What is the Media Spending Influence tool?
The Media Spending Influence tool is an interface for media that doesn’t have a business manager (such as Meta Business for instance). That is the case of Influence.
Without a business manager, it is impossible for Quantic Factory to collect influence data automatically through an API. The data collection has to be done manually. This is what the Media Spending Influence tool is for.
We can only measure paid influence (influencers you paid to make content about your products), not organic influence. Two methods can be used to measure paid Influence:
through an UTM analysis, if there is a link in the influencer’s content that we can track,
through promo codes (you give a discount, through specific promo codes, to people seeing the influencer’s content). Thanks to the Media Spending Influence tool, we can include promo codes in customer journeys. This is a unique feature that brings insights into influence attribution.
Where to find the Media Spending Influence tool?
The Media Influence tool is located in the Parameter menu, in Quanticfy.
How to upload your data?
Step 1: put together your promo code data
We need your promo code data to be uploaded following this structure: one column for the cost, one for the date (DD/MM/YYYY format), and one column for the promo code. It should look like this:
You can download a valid example and an invalid example from the Media Spending Influence tool page. We accept data as .csv, .xlsx, or .xls files.
Step 2: Upload your file
Once your file is ready, click on Upload the Cost and choose the file from your device.
Our tool will check if the data submitted has the right format. If not, you will be able to see, in red, which cells are causing the problem. From there, you have the possibility to edit your data directly in the interface. You can also add new lines of data.
When all is in order, press Next.
The last step is column-name and content verification. To do so, we ask you to confirm which column of your file matches the date, cost, and promo code information.
Once this is done, you can click on Submit.
Precisions about your data
Empty values will not be accepted
Use a dot (.) and not a coma (,) for the decimal values (cost column)
The data you submit through the Media Spending Influence will be displayed in a few minutes in the “My uploaded costs” section rig. Then this data will be integrated into your dashboards the next day. For the upload of your data to be successful, each promo code must have only one cost per date. If the same promo code appears several times for the same date, it will cause issues preventing us from properly processing your influence data.
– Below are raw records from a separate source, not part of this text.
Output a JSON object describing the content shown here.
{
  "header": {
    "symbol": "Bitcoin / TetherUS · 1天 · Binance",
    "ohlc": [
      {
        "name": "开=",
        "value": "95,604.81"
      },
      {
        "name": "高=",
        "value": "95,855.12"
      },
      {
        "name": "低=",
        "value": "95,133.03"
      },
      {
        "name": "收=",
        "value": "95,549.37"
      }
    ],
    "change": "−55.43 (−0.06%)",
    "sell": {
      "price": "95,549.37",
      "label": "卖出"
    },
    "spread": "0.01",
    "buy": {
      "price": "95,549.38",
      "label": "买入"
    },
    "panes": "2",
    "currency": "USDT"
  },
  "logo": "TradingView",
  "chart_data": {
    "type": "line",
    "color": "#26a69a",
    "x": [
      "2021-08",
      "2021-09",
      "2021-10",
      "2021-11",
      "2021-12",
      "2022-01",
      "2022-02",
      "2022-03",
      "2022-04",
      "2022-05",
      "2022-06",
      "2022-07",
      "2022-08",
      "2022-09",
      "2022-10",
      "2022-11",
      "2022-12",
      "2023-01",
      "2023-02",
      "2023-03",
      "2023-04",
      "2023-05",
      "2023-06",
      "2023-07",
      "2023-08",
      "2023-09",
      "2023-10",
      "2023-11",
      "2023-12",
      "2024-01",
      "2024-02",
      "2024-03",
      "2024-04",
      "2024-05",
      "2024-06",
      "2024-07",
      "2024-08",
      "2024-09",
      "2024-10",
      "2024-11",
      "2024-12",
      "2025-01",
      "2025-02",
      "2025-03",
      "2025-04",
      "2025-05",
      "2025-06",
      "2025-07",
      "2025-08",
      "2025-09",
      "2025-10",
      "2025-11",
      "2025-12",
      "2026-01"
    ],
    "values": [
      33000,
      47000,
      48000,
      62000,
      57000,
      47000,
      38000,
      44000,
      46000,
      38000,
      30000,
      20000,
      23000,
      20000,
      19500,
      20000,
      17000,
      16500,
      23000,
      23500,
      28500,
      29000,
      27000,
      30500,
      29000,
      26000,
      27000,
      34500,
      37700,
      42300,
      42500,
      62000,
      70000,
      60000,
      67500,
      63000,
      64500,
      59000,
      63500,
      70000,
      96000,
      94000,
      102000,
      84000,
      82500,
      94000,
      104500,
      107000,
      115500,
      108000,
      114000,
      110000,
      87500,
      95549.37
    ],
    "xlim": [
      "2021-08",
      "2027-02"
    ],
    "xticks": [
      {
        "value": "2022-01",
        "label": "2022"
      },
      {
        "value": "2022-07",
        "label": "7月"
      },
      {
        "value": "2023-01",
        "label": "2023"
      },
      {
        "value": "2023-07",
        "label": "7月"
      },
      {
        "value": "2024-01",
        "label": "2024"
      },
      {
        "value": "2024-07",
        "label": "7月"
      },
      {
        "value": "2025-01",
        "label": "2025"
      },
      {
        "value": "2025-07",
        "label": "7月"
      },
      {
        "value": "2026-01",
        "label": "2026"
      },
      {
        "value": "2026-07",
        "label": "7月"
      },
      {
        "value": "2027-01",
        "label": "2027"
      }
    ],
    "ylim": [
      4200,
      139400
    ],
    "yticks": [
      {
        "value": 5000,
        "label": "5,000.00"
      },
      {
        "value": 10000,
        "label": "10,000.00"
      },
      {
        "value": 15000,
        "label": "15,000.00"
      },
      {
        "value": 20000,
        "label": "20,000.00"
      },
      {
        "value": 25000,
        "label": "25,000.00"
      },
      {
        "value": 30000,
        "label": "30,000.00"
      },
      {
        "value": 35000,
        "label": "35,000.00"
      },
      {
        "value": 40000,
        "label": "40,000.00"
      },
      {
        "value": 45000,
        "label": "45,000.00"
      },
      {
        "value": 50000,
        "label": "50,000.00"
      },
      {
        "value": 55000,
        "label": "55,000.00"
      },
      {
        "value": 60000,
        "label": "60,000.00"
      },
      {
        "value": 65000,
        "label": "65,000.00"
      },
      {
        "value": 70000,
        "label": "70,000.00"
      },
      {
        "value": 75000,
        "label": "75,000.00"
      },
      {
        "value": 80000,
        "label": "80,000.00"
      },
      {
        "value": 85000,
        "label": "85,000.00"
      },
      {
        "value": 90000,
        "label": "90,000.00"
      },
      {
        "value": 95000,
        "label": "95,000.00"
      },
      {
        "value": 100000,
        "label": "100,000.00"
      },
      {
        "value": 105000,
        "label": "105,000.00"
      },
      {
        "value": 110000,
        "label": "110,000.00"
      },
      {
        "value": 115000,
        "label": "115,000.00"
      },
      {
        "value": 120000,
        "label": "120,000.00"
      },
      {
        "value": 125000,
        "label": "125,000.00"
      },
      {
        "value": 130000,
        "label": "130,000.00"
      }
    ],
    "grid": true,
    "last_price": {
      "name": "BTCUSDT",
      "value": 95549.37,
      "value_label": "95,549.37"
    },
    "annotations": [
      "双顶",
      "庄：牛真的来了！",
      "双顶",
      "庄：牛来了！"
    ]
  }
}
If you submit a file with multiple lines for the same promo code on the same day, one of these lines will be randomly picked as a reference and others will be ignored
If you submit the same promo code for the same dates with several cost values (for instance you first upload PROMO65 with a $20 cost on the 1st of February, then upload another file containing PROMO65 with a $30 cost on the 1st of February), we will only keep the value of the latest data. In this case, the PROMO65 promo code will be considered to cost $30. The latest cost value will erase and replace the previous value (here, $20).
How to delete your data?
If you want to clear your cost history, you may use two methods:
the Delete Costs form
uploading a new file with 0 values
The Delete Costs form (right under the uploaded cost table, on the Media Spending Influence page) is an easy way to clear everything between two dates. Pick a start and end date, and click Delete. Note that the days are included ( [from, to] ).
You may also upload a file cost with zero values. If you want to erase the existing cost for PROMO65 on the 1st of February, create a file with one line containing the following information:
Tips for your business
If your business relies a lot on Influence (more than 20% of your sales), we recommend you switch to another attribution model.
Quantic Factory uses a 7 days time decay attribution model by default (shown in the table below). In this model, hits are not weighted the same depending on when they occurred. This is relevant for most ad attribution through UTMs: ads seen (or clicked on) a week before the sale are considered less important for attribution than ads seen (or clicked on) the same day of the order.
This model is not suitable for Influence.
It makes promo codes overweighted in the attribution, as they are always used on day 0 (the day of the sale), with no prior appearances in the customer journey. This creates a recency bias that we can eliminate by switching to a flat attribution model. In this model, the coefficient for all days (D0 to D7) is 1:
To request an attribution model change, please open a ticket (using our chatbot).